At the inauguration of the Mishkan, there was a handover process where Moshe gave the post he had filled for 7 days to Ahron, where Ahron offered sacrifices as part of his new role:
וַיִּשָּׂא אַהֲרֹן אֶת [ידו] יָדָיו אֶל הָעָם וַיְבָרְכֵם וַיֵּרֶד מֵעֲשֹׂת הַחַטָּאת וְהָעֹלָה וְהַשְּׁלָמִים. וַיָּבֹא מֹשֶׁה וְאַהֲרֹן אֶל אֹהֶל מוֹעֵד וַיֵּצְאוּ וַיְבָרֲכוּ אֶת הָעָם וַיֵּרָא כְבוֹד הֹ’ אֶל כָּל הָעָם – Ahron raised his hands towards the people and blessed them. He then descended from preparing the offerings. Moshe and Ahron then went into the Tent of Meeting; they came out and blessed the people, and the glory of the Lord appeared to all the people. (9:22,23)
There are two distinct blessings; one before and one after going into the Mishkan. Rashi explains that the first blessing was Birchas Kohanim, and the second was וִיהִי נֹעַם אֲדֹנָי אֱלֹהֵינוּ עָלֵינוּ וּמַעֲשֵׂה יָדֵינוּ כּוֹנְנָה עָלֵינוּ וּמַעֲשֵׂה יָדֵינוּ כּוֹנְנֵהוּ – that our handiwork is an expression of godliness.

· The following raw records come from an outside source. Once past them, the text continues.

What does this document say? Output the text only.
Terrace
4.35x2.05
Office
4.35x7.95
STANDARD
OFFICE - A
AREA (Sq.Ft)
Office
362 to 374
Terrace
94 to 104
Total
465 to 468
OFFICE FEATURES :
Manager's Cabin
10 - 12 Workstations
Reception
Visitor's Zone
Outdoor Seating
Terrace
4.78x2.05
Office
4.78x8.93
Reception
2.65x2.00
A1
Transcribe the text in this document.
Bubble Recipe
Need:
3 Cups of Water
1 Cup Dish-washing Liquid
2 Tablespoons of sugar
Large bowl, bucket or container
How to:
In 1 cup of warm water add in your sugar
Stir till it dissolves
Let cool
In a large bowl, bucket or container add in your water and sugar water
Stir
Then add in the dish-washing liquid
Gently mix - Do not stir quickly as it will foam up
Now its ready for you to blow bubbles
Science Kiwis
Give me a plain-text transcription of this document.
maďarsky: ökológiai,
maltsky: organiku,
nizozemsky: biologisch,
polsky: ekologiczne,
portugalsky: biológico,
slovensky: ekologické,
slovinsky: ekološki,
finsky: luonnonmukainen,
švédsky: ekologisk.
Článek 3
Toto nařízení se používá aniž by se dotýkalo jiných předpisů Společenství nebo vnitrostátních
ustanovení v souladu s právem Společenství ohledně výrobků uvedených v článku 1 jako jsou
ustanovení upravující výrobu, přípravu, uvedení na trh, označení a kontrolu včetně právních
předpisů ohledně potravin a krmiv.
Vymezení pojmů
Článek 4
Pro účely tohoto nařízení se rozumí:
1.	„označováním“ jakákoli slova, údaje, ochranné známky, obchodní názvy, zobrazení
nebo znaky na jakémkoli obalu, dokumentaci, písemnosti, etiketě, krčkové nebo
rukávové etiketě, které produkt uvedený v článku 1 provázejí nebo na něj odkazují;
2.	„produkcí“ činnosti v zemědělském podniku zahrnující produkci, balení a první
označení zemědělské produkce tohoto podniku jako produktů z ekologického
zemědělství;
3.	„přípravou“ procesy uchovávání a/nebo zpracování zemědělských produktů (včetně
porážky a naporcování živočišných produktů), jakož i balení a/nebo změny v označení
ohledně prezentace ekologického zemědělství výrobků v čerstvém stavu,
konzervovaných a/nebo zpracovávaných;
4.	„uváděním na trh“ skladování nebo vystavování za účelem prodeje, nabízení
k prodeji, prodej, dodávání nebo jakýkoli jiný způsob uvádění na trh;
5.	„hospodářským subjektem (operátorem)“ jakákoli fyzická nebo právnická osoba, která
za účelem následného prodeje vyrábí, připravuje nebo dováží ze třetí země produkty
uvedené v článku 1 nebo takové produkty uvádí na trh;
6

There is a difficulty with the word וַיֵּרֶד – that Ahron “descended”. The Torah does not emphasise “descent” from the Mizbeach anywhere else – so what does it mean here?
Perhaps Ahron experienced an emotional descent – his joy fell into sadness.
There is a tradition that some words are pronounced differently to how they are spelt; we read יָדָיו – his hands, plural, but the word is spelt ידו – his hand, singular. Ahron’s first offering was not accepted in Heaven, as he felt proud that he earned his office by his own hand (ידו). He lost sight of the fact that his hands were for the service of the people (יָדָיו).
When he saw his offering rejected, וַיֵּרֶד – he literally “became down”,i.e. miserable, at which point Moshe, who had already performed the duties for 7 days, took him aside to explain him how to perform the service properly. When they came out again, they blessed the people again – וּמַעֲשֵׂה יָדֵינוּ כּוֹנְנָה עָלֵינוּ וּמַעֲשֵׂה יָדֵינוּ כּוֹנְנֵהוּ – that we can only work properly when we clearly understand that our hands work exclusively to serve G-d; precisely what Ahron had just learned.
It is worth noting that even performing the actions correctly was not enough for the service to be accepted; even the intentions had to be perfect too.
My grandfather says that each day, we say הללוהו בנבל וכנור – they praise Him with a guitar and harp. A harp is called נבל – from the same root as the word “corpse”. My grandfather explains that the words are related in that a harp makes such a beautiful sound it makes other instruments sound bad in comparison. Chazal teach that someone who gains honour at someone else’s expense is a disgrace.
To engaged in public service, it is imperative not just to do the right thing, but to do it in the right way.